David Harsanyi of the Federalist questions large social media companies’ role in dictating the rules of appropriate speech.

Of course sites like Facebook, Apple, and YouTube are free to ban conspiracy mongers like Alex Jones from their platforms. They have a right to dictate the contours of permissible speech on their sites, and to enforce those standards either dutifully or hypocritically or ideologically or using any method they see fit. No one seriously disputes this.

Then again, Twitter also has a right, as a private entity, to take a stand, and, as the company’s CEO Jack Dorsey explains it, dispassionately allow free exchanges of ideas—even the ugly ones Infowars offers—as long as users don’t break the company’s rules. Yet, here we are, watching a number of journalists—supposed sentinels of free expression—demanding that billionaire CEOs start policing speech that makes them uncomfortable. …

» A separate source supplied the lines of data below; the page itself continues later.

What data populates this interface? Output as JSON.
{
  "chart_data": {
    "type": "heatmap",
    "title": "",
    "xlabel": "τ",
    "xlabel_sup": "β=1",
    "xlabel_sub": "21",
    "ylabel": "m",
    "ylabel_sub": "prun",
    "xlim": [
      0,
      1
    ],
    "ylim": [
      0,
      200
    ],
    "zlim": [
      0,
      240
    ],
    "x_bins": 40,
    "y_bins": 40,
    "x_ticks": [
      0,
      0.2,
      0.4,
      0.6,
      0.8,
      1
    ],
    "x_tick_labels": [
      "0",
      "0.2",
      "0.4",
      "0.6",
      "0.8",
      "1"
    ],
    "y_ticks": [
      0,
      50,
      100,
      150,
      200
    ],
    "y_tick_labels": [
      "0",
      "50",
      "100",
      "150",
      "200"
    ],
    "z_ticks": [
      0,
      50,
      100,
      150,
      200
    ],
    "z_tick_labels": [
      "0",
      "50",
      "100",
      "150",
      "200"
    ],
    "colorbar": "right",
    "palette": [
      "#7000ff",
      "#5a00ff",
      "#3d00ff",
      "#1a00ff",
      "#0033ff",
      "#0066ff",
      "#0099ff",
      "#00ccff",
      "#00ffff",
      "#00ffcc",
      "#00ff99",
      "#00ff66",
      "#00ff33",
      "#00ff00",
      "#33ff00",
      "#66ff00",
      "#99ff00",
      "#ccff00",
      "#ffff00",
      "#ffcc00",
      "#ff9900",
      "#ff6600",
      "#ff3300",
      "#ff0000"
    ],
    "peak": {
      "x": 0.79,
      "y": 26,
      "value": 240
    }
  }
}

… To some extent, I can understand how frustrating it is watching a bigoted conspiracy theorist who has destroyed lives be provided a voice on a large media platform. After all, I’ve been trying to ignore Al Sharpton’s cable show for years. Yet if I were running a social media platform, I’d like to think I would allow nearly anyone— minus those who threaten violence or otherwise break the law—speak. It’s not as if users wouldn’t possess a block button. I can’t recall a single time in my decade using social media ever opening an Infowars link. I doubt most of you have either. Even if you did, you wouldn’t melt. They’re just words.

And while the ejection of Jones isn’t the end of the world, and it doesn’t necessarily portend a mass expulsion of less extreme voices, let’s stop acting like conservatives are foolish for harboring some concerns about the incrementalist goals of would-be liberal censors.